As you can see towels and robes are available for use for the several hundred thousand people who use this place every year.  Quite an undertaking.  The geothermal power plant that sits behind the lagoon supplies electricity and after going through the turbines, the steam and hot water passes through a heat exchanger to provide heat for a municipal water heating system. Then the water is fed into the lagoon for recreational and medicinal users to bathe in.

  Our next stop was at Seltun, a high temperature Geothermal area with mud pots and 
steam vents.  It belongs to one of 4 eruptive faults that lie along the Reykjavik Peninsula.


 This stream runs between several different areas.  I am sure it is HOT water.

 At a depth of 1000 meters the temperature reach 200 degrees F.  Around the vents are deposits of sulfur that at one time was used for gunpowder.

 
  These mud pots were bubbling away, but without a tripod I couldn't get the effect.

 It was still a beautiful, active, ever changing scene.

On the way to the coast we passed the Hellisheiði  power plant, the largest
single site geothermal power plant in the world.

This old Reykjavik Peninsula Lighthouse atop a hill of lava is no longer in use.
 

But under a blue sky the shore line was beautiful.

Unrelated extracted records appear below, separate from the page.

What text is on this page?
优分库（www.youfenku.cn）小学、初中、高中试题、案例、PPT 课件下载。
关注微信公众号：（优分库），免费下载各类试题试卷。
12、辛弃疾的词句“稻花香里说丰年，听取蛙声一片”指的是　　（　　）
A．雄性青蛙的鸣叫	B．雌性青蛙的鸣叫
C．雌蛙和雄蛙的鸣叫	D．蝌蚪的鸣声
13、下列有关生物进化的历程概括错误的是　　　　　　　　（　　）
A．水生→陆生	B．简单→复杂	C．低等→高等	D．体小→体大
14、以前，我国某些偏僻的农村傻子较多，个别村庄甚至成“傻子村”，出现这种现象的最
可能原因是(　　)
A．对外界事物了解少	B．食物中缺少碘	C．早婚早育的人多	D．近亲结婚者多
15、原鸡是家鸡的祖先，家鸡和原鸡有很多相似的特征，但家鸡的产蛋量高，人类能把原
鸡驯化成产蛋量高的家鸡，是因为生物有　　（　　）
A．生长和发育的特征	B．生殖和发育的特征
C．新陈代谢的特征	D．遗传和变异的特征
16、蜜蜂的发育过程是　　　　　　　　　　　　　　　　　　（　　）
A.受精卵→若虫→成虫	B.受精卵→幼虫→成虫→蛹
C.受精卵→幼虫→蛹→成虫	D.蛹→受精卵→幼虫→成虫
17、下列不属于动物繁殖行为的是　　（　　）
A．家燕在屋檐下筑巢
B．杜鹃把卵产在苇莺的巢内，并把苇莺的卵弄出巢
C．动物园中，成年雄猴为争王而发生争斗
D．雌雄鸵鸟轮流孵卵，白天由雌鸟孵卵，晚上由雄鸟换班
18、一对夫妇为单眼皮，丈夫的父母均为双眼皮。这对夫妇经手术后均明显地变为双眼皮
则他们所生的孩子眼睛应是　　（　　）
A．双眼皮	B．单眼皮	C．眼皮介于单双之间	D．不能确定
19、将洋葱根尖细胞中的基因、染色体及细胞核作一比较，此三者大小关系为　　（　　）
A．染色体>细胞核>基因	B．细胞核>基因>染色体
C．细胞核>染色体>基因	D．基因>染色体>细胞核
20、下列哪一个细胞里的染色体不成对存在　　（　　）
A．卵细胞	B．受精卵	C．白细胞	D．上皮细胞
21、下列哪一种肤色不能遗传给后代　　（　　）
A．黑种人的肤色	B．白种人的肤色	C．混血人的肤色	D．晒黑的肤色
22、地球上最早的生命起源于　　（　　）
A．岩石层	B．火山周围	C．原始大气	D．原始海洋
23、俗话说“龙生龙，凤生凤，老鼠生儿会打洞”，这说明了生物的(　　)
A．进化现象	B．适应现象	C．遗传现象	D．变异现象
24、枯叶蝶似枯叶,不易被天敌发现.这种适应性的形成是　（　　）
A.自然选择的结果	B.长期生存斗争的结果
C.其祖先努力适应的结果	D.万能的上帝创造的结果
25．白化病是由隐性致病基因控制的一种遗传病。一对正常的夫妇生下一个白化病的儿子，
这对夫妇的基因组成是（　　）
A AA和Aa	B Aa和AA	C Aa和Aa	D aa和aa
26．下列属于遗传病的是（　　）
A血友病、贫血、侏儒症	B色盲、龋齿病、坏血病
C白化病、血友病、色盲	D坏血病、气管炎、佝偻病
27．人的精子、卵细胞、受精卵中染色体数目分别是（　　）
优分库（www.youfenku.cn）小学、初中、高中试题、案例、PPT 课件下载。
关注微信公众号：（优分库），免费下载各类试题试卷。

The black beach in this cove attests to the power of the ocean to wear away the volcanic rock.
The cliffs where I stand  to take this picture is a bird paradise where thousands of  seabirds nest each summer. The most common are guillemot, razorbill, Brünnich's guillemot, kittiwake, puffin, black guillemot, fulmar and cormorant.

 The 77m high Eldey island serves as a home to around 16.000 Gannets. The island is made of hylaciastite and is part of rocks and skerries that extend 85 km out to sea.

Wild flowers grow even in these volcanic stones.





 The Viking heritage is still strong in Iceland, as was evidenced by our last stop.













One can only imagine the wonderful, riotous parties that  can occur here.